As a man of many opinions who takes full advantage of his freedom of speech, I can only be responsible for what I say, write and think. It is an impossibility for me to be responsible for what you hear me say, read what I write and think about either. I cannot be responsible for how you feel about what I produce.
The minute the speaker is made responsible for what another person hears, feels or understands, free speech is dead.
If I offend you, I can’t help it. You set that threshold, not me. I have nothing to do with your limits to “offense”.
F.A. Hayek noted a similar problem with socialism in his book, “The Road to Serfdom”:
“I believe it was Lenin himself who introduced to Russia the famous phrase “who, whom?”– during the early years of Soviet rule the byword in which the people summed up the universal problem of a socialist society. Who plans whom, who directs and dominates whom, who assigns to other people their station in life, and who is to have his due allotted by others? These become necessarily the central issues to be decided solely by the supreme power.”
So there is a “who, whom” issue with speech, too. Who decides what is “offensive” and what should be prohibited? Especially when our Constitution clearly states that “Congress shall make no law respecting an establishment of religion, or prohibiting the free exercise thereof; or abridging the freedom of speech, or of the press; or the right of the people peaceably to assemble, and to petition the Government for a redress of grievances.”
Shall. Make. No. Law.
But the fault, good people, is in our stars…or more accurately, in our children and therefore ourselves.

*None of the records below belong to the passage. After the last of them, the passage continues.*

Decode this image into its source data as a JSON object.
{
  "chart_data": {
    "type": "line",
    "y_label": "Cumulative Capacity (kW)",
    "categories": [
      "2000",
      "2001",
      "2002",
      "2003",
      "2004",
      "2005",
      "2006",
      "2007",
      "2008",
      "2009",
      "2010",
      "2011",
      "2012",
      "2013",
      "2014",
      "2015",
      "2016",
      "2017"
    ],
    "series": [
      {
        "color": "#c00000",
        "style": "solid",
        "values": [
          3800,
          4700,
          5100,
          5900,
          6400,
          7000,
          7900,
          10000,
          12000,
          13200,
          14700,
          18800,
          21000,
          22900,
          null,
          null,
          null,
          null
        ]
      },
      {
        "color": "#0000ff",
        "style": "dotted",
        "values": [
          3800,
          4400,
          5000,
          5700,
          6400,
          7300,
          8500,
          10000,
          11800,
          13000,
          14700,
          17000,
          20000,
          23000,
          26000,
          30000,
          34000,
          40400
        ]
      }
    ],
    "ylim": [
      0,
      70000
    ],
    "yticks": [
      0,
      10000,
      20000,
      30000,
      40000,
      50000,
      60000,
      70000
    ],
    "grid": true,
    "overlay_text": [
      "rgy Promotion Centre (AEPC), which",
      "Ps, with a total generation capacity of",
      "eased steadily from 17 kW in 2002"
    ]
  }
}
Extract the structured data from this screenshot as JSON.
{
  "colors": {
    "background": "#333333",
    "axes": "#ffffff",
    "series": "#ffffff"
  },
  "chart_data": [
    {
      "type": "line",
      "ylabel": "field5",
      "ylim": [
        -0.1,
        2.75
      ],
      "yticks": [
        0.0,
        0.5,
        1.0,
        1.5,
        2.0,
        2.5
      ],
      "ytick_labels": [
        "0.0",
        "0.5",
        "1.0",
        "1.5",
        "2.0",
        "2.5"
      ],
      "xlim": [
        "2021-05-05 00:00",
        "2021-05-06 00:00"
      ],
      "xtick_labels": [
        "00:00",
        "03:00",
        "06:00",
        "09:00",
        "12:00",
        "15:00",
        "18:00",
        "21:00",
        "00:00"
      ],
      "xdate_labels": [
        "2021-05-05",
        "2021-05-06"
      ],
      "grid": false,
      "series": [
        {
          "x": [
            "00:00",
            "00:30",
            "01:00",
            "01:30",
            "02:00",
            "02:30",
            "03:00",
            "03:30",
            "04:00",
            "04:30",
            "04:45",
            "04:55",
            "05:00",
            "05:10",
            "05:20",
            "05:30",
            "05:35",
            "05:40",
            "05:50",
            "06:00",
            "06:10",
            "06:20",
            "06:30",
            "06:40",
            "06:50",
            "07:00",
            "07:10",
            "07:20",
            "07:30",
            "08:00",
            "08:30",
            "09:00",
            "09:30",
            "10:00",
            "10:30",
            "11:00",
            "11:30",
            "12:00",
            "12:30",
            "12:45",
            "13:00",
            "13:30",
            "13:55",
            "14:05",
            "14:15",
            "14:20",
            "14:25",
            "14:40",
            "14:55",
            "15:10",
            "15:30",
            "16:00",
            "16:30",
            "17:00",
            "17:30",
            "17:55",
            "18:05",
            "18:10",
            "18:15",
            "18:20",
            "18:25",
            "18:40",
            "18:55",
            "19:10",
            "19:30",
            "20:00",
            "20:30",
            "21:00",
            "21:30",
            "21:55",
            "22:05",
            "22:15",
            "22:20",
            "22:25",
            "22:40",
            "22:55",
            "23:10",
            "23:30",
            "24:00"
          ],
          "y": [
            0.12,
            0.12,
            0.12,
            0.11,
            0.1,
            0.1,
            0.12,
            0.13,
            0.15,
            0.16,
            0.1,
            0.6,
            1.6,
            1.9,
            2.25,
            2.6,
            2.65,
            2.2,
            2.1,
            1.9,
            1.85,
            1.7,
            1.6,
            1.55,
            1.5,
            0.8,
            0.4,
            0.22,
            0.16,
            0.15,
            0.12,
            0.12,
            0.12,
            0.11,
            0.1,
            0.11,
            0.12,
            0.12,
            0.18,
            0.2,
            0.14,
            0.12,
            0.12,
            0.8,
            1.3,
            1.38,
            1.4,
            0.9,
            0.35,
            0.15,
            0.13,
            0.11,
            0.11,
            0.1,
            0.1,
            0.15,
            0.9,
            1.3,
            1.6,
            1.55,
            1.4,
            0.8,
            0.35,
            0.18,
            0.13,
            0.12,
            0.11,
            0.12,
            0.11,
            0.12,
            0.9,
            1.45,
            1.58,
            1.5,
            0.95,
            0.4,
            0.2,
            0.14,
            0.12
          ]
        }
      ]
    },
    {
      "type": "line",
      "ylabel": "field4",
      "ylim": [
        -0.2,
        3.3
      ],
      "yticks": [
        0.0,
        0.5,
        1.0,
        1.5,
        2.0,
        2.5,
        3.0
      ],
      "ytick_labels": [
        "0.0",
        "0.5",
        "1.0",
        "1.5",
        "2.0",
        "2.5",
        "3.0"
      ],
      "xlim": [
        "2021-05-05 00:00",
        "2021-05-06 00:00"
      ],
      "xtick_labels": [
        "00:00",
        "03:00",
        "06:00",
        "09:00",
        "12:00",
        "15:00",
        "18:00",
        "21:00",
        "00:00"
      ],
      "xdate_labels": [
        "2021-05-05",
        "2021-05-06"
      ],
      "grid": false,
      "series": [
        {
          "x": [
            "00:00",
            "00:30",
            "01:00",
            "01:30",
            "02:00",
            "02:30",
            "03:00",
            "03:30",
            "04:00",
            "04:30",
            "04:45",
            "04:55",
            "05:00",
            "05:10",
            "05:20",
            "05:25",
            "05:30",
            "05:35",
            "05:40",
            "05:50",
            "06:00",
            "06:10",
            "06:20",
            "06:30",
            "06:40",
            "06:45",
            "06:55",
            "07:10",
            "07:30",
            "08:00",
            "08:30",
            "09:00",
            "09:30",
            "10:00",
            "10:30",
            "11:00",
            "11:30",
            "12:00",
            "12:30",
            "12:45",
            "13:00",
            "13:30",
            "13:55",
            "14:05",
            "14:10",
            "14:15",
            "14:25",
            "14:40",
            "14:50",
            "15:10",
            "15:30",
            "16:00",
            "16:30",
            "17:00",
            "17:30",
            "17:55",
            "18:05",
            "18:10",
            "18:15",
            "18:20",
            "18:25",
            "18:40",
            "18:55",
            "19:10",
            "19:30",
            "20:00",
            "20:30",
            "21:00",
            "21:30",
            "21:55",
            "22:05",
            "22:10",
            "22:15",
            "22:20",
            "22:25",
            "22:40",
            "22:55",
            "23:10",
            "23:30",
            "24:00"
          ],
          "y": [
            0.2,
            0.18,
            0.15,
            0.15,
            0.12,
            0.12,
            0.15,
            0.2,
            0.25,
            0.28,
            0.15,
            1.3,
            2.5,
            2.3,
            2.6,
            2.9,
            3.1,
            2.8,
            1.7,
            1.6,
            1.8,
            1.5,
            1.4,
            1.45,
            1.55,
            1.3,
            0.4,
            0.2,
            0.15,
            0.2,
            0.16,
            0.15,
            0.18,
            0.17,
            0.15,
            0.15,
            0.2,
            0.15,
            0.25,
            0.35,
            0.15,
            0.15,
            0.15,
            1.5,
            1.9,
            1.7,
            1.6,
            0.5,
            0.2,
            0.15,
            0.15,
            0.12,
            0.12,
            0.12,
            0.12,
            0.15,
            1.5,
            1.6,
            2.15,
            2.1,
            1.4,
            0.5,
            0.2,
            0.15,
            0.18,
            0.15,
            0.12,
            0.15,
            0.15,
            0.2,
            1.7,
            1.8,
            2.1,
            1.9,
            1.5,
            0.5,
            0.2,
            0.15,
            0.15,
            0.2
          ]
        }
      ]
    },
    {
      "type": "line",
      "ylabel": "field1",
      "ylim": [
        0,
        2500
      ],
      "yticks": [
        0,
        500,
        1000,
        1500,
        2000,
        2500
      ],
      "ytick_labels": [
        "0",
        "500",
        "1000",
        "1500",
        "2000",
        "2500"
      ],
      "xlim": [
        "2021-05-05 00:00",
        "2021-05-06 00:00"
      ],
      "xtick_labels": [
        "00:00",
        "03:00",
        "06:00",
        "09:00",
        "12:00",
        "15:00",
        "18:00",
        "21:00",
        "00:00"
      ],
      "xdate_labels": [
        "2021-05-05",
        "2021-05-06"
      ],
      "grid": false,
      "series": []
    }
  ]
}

Public education has become regimented and systematized to the point that it has become dogmatic. We even refer to our educational services as school “systems”. Socratic learning has been largely replaced with regimented indoctrination, free thinking is not encouraged, and following the “system” is valued over critical thinking. Value is placed on the simple command of facts and not the critical “why’s” behind them.

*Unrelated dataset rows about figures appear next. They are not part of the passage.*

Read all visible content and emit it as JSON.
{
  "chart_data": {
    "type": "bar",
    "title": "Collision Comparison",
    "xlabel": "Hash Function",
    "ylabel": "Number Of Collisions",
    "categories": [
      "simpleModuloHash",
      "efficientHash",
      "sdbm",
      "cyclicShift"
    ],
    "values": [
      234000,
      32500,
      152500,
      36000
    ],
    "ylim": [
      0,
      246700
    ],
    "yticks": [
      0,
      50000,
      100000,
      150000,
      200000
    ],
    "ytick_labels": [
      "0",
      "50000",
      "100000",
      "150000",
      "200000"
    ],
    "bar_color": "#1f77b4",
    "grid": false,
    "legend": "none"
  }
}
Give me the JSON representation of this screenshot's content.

We also appear to lack important overarching historical context, preventing us from viewing modern issues in proper context and facilitating understanding.
We appear to be more focused on teaching what to think and not how to think. Objective truths and established facts are dismissed as “your opinion”. Direct, vigorous debate and defending a position seem to be alien, just “sharing” opinions, presenting a list of facts or even simply shouting down an opponent is good enough, as if volume is greater than reason. Knowledge is substituted for wisdom. It makes for an intense interest in politesse but leads to arrogant, undisciplined, unorganized thought, resulting in overt hostility to any challenge or correction.
This is what man has wrought upon himself.